Aperture Library Size Considerations

I’ve been toying around with Trial Version of Apple’s Aperture for some time now, but still am not convinced that it is worth upgrading from my iView MediaPro/iPhoto workflow. Prior to Aperture 2.0, speed was my main concern with Aperture 1.5 running painstakingly slow on my iMac G5 (iSight). After version 2.0 came out I gave it another try and I find the speed improvements quite remarkable, however, my 12″ G4 PowerBook does not meet the minimum specs and Aperture won’t install on it. Even if I could bypass the hardware check, I am not sure that it would be a very satisfying experience.

The size of the Aperture Library is another issue altogether. I have a project with ~6500 pictures in it. The original pictures, all jpegs of various size and quality, total ~18.2 GB. The Aperture Library is 3.8 GB. I managed to reduce the Library down to this size by deleting all previews. Before that I had a preview quality of 10 and a size of 1/2, and a Library size of 5.4 GB. By comparison, my iViewMedia Pro Library at 640×640 preview size is only 750 MB.

A Google search led me to this discussion which accurately describes the problem when using Aperture for JPEGs. Basically, by default Aperture stores not only previews of images but also thumbnails. The previews can be turned off, the thumbnails cannot. As mentioned in this Article from Apple (which has a lot of useful information regarding Previews), thumbnails are 1024×768 in size.
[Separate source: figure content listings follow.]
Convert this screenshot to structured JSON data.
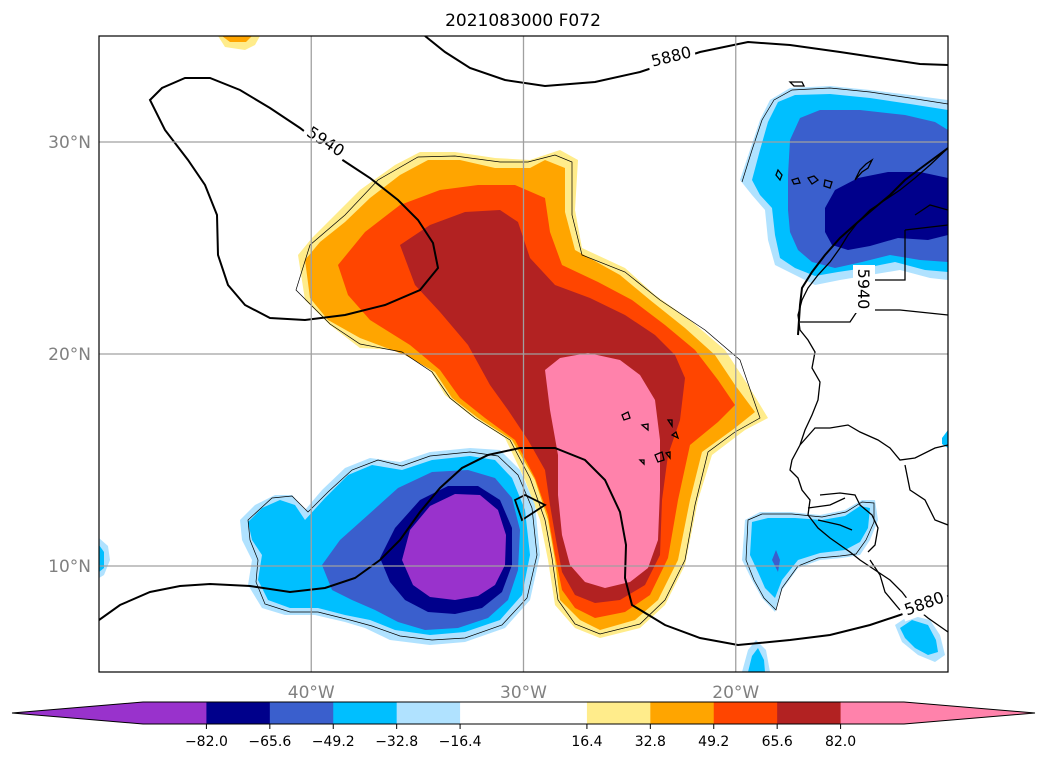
{
  "chart_data": {
    "type": "contour-map",
    "title": "2021083000 F072",
    "map": {
      "lon_range": [
        -50,
        -10
      ],
      "lat_range": [
        5,
        35
      ],
      "lon_ticks": [
        {
          "value": -40,
          "label": "40°W"
        },
        {
          "value": -30,
          "label": "30°W"
        },
        {
          "value": -20,
          "label": "20°W"
        }
      ],
      "lat_ticks": [
        {
          "value": 30,
          "label": "30°N"
        },
        {
          "value": 20,
          "label": "20°N"
        },
        {
          "value": 10,
          "label": "10°N"
        }
      ],
      "grid": true
    },
    "contour_lines": [
      {
        "value": 5880,
        "label": "5880"
      },
      {
        "value": 5940,
        "label": "5940"
      }
    ],
    "colorbar": {
      "orientation": "horizontal",
      "extend": "both",
      "levels": [
        -98.4,
        -82.0,
        -65.6,
        -49.2,
        -32.8,
        -16.4,
        16.4,
        32.8,
        49.2,
        65.6,
        82.0,
        98.4
      ],
      "colors": [
        "#9932cc",
        "#00008b",
        "#3a5fcd",
        "#00bfff",
        "#b0e2ff",
        "#ffffff",
        "#ffec8b",
        "#ffa500",
        "#ff4500",
        "#b22222",
        "#ff82ab"
      ],
      "under_color": "#9932cc",
      "over_color": "#ff82ab",
      "tick_labels": [
        "−82.0",
        "−65.6",
        "−49.2",
        "−32.8",
        "−16.4",
        "16.4",
        "32.8",
        "49.2",
        "65.6",
        "82.0"
      ]
    },
    "colors": {
      "purple": "#9932cc",
      "navy": "#00008b",
      "royalblue": "#3a5fcd",
      "deepskyblue": "#00bfff",
      "lightblue": "#b0e2ff",
      "lightyellow": "#ffec8b",
      "orange": "#ffa500",
      "orangered": "#ff4500",
      "firebrick": "#b22222",
      "pink": "#ff82ab"
    }
  }
}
Considering that most of my own pictures are only 1600×1200 (from a rather old 2 megapixel camera) this explains why even elimination of Preview images results in a large Aperture Library.

As mentioned in the above referenced discussion, there appears to be separate issue with Aperture not properly cleaning up its database when images are removed. This post discusses a method that reduces the size of a Project’s thumbnail file. In short, you open the Project package located inside the Library package, and delete the AP.Thumbnails, AP.Minis, and AP.Tinies files, and then restart Aperture and wait until it regenerates all the thumbnails (which can take several hours depending on the size of your project).
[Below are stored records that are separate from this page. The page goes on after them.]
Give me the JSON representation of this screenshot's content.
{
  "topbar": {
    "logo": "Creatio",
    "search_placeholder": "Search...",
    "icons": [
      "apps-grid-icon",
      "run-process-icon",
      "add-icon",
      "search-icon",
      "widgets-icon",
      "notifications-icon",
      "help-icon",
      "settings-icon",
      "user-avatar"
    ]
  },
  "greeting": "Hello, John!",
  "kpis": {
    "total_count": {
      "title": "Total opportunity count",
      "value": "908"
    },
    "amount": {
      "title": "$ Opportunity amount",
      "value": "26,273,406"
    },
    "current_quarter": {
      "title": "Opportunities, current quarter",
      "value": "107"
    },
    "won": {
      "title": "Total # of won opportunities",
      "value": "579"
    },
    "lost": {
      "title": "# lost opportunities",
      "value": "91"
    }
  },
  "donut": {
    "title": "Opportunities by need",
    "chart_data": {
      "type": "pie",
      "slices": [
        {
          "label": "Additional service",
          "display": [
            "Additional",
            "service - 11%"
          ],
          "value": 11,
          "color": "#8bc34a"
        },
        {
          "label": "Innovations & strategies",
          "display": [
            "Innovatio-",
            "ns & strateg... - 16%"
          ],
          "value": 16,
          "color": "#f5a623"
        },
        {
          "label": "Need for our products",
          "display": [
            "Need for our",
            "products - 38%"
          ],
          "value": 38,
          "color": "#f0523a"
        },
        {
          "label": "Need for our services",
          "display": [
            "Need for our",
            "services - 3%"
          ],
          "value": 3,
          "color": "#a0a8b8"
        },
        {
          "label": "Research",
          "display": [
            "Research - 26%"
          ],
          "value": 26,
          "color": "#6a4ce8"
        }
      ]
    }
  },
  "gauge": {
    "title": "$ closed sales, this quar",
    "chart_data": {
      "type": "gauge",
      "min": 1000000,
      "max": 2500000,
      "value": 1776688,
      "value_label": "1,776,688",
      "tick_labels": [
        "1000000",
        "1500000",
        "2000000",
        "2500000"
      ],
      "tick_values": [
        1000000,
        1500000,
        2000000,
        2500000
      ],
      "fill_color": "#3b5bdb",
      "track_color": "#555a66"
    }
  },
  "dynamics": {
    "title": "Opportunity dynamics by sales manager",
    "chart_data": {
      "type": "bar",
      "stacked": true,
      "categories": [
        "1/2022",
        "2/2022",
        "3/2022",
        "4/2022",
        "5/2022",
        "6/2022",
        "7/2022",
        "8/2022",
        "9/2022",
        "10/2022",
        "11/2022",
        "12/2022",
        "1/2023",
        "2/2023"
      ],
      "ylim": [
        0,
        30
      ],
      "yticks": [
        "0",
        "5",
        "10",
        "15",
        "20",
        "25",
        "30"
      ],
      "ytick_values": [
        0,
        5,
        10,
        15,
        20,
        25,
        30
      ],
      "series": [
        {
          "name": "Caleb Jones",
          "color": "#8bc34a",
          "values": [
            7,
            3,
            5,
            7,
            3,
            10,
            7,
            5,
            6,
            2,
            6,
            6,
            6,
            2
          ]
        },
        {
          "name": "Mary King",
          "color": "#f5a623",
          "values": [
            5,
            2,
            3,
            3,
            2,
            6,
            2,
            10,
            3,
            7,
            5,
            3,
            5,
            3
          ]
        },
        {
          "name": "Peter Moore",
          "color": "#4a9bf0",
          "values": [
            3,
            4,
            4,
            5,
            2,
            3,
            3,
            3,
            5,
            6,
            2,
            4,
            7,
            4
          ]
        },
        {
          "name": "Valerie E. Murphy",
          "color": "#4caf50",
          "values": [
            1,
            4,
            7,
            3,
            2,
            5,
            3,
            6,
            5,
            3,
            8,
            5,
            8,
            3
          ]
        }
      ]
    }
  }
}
As described here, the AP.Minis file stores 256 pixel thumbnails at 96.2 kB per image. The thumbnails are 1024 pixels in their largest dimension and take up ~495.2 kB per image. For my library of 6487 referenced pictures, the project should then have a size of approximately 6487 * (96.2 + 495.2)/1024^2 = 3.66 GB. In fact, the project package is 3.77 GB in size, fairly close to the approximation. Note that while I took the same approach as in the referenced article, i get different sizes for each image. The referenced article uses 500 kB for each each image, while I find that ~590 kB is more accurate. Since this still underestimates the project size, a value of 600 kB for each image seems appropriate. That would lead to a project size estimate of 3.71 GB.

In conclusion, Aperture does not really pay off for a JPEG-based photograper with a small megapixel camera. Having older hardware is another problem to be dealt with. On my G5 Aperture 2.0 works quite well, but I won’t be able to use it on my PowerBook. While I do not plan to upgrade my computers within the next year or two I do plan to upgrade to a digital SLR in the near future and therefore might find it useful to switch to Aperture.